Catania. Ad una prima occhiata potrebbe sembrare un museo delle due ruote – e per certi aspetti lo sarebbe pure – con vespe, scooter e moto di ogni tipo di cilindrata e colore. Decine e decine di pezzi, uno accanto all’altro, quasi completamente ridotti a pezzi, che aspettano il loro destino. Fino a pochi mesi fa erano quasi mille. Trent’anni di storia racchiusi in quei pochi metri quadrati di cortile dove, cercando attentamente, si può  notare l’intramontabile “Si” della Piaggio, vicino all’ultimo modello uscito dalla fabbrica meno di un anno fa. Questa è l’autorimessa della polizia municipale di Catania. Qui – almeno in parte – è dove finiscono moto e scooter di ogni cilindrata sequestrati dai vigili o perché il proprietario, durante un controllo, è risultato sprovvisto di copertura assicurativa oppure perché sono stati coinvolti in un incidente mortale. Ammassati qui, all’aria aperta, con la pioggia e il vento che crea quella patina di ruggine che dà quasi un senso di malinconia a chi può ammirarli da vicino. Uno appoggiato all’altro, per lo più inutilizzabili e senza ormai nessun valore commerciale in attesa che la Magistratura o la Prefettura emanino le ordinanze di rottamazione. Spesso l’autorimessa non basta a custodirli tutti e così vengono smistati nei vari depositi privati che il Comune ha preso in affitto. Il costo? Tre euro e cinquanta centesimi al giorno per ogni singolo pezzo. Se si considera che le procedure per smantellare uno scooter possono variare da un minimo di pochi mesi fino a quasi dieci anni, il calcolo che ne viene fuori parla di cifre a tre o quattro zeri per ogni singolo mezzo.

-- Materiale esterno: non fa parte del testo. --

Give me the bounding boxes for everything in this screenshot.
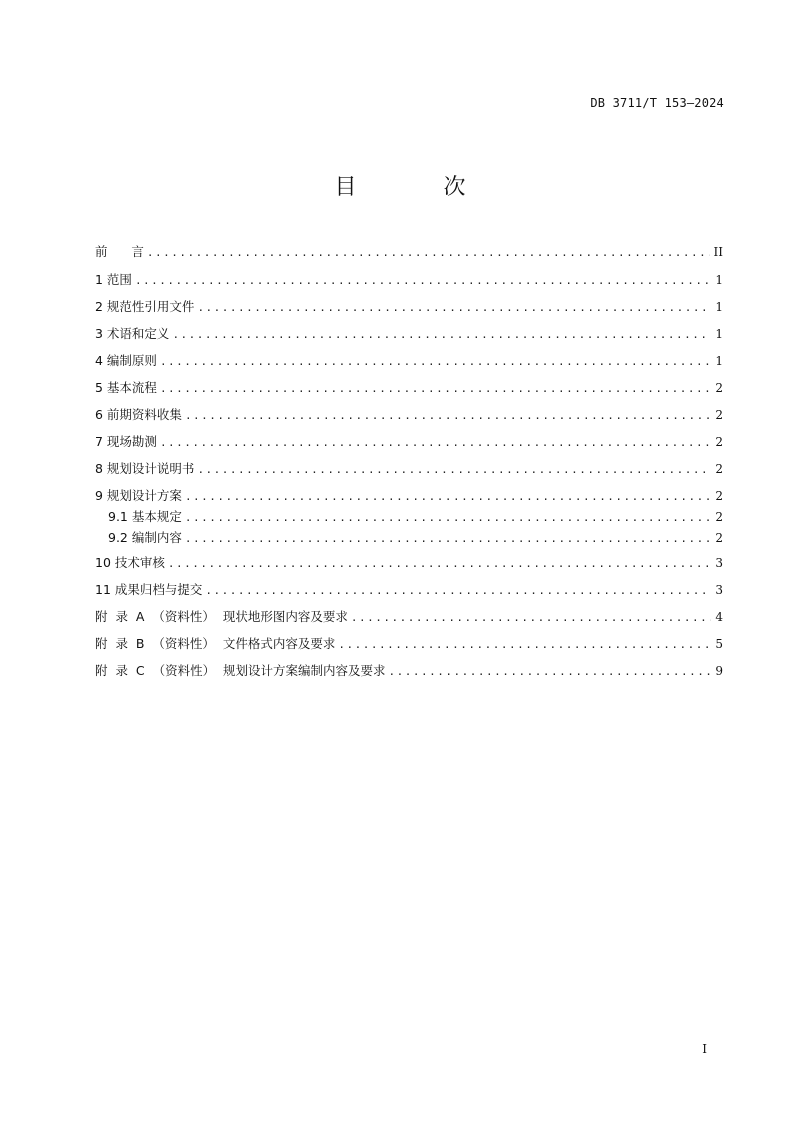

In teoria i proprietari possono riavere i propri veicoli. Visto però il lungo periodo di fermo – dovuto ad accertamenti e controlli – quelli che si presentano agli sportelli della polizia municipale di Catania si contano sulle dita di una mano. Il proprietario, infatti, oltre a dover pagare verbale e assicurazione, deve sobbarcarsi pure dei costi del trasporto per ottenere, alla fine, un pezzo di ferraglia mezzo arrugginito e impolverato che non può più essere rimesso in strada. Il risultato è che moto, motorini e vespe si ammassano in continuazione nei depositi e nell’autorimessa dei vigili urbani. Le ordinanze di rottamazione – è vero – consentono di recuperare prezioso spazio ma solo per poco tempo. Molto presto, nuovi mezzi prenderanno il posto di quelli oggi ridotti in un piccolo cubo di acciaio, vetro e plastica.